Prevailing Party: Tenant Properly Denied Attorney’s Fees As Prevailing Party Where Landlord Got To Obtain Some Of A Security Deposit And Tenant Obtained Some Of The Security Deposit

Second District, Division 7 Sustained “No Prevailing Party” Determination Under Civil Code Section 1717.

     One of our leading cases is Hsu v. Abbara, 9 Cal.4th 863 (1995). It is must reading for all litigators, and might save your client a substantial amount of fees if you can talk the clients into believing that Civil Code section 1717 fees are discretionary when there is no clear prevailing party. Unless there is a clear winner (monetarily or based on pragmatic grounds), you face long odds to obtain a reversal of a “no prevailing party” determination case in which there are mixed results (even if the results still might tilt in favor of one side). The next case is a nice illustration of that principle. Remember, judges are human beings that try to decide things fairly. They are loathe to hit one side or the other where the results are mixed.

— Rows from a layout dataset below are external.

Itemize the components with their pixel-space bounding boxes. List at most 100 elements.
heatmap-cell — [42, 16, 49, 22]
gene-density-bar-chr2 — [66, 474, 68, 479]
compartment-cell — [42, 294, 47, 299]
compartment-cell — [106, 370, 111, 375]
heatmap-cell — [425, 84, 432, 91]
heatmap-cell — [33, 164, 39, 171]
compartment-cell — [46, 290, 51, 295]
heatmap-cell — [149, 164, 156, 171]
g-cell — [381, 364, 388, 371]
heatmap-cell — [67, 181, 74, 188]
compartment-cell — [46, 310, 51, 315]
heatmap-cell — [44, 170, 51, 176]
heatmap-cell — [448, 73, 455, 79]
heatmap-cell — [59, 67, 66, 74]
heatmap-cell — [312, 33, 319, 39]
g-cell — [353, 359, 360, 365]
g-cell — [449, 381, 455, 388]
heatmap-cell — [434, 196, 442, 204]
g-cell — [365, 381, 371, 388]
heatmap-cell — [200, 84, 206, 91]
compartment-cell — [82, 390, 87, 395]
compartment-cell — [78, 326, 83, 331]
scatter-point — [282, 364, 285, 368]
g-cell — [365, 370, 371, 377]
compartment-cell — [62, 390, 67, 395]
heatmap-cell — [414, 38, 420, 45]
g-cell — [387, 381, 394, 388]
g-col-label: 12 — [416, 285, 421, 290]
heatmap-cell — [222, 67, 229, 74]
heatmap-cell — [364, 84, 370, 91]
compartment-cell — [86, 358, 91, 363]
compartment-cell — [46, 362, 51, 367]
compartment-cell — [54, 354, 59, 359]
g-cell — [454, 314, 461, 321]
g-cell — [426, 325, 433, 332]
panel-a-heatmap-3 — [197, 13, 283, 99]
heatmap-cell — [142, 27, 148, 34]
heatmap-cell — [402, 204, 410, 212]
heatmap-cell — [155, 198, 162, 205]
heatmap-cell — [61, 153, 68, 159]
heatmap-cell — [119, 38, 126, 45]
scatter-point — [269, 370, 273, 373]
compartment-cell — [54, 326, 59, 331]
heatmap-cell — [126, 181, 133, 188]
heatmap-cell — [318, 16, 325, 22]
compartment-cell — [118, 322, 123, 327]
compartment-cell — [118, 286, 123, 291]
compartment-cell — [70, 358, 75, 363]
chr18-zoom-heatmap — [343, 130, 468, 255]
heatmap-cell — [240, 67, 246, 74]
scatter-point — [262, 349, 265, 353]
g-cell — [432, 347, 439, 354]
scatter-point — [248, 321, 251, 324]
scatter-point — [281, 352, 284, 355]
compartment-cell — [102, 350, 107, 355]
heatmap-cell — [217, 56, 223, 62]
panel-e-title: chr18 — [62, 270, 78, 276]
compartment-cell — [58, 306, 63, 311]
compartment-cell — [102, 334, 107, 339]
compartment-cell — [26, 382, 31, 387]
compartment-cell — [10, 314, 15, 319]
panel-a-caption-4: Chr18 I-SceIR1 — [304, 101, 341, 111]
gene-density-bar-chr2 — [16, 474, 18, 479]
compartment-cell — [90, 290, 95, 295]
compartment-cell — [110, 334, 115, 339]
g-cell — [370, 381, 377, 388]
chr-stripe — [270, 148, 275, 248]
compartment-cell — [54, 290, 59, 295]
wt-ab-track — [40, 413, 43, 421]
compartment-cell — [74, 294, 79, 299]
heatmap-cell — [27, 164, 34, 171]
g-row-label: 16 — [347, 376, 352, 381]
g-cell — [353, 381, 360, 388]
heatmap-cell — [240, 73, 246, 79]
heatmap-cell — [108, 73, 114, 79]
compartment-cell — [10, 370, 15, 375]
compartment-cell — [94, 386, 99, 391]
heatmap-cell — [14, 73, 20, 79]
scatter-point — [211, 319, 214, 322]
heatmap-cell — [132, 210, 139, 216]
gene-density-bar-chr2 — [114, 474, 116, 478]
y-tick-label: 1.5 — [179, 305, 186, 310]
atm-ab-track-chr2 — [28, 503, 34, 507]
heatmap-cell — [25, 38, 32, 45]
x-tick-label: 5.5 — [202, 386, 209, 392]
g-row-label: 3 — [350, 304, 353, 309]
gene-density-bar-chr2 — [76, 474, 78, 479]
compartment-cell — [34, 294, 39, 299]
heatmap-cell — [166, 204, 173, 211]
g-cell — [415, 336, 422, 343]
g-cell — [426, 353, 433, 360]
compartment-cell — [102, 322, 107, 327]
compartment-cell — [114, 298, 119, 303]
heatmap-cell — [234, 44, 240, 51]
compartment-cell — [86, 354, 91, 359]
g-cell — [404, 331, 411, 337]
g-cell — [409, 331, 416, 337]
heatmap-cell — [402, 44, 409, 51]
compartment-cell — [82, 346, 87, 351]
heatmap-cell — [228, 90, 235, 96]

     In Choudhury v. Lancaster Realty Holdings, Case No. B209443 (2d Dist., Div. 7 Oct. 20, 2009) (unpublished), landlord and tenant got into a dispute boiling down to what amount of a security deposit could be retained by landlord. Long story short, landlord got a substantial portion of the deposit, but tenant was entitled to return of some portion of the deposit as improper holdover rent. Both parties sought attorney’s fees, but were rebuffed when the trial court ruled that neither party prevailed in the security deposit declaratory relief action.

     Result? Affirmed. Under Hsu, other than a clear win–a mixed result–means no prevailing party. Under the circumstances, the trial court’s decision, under which one party won something and the other party won something, was reasonable and hardly constituted an abuse of discretion.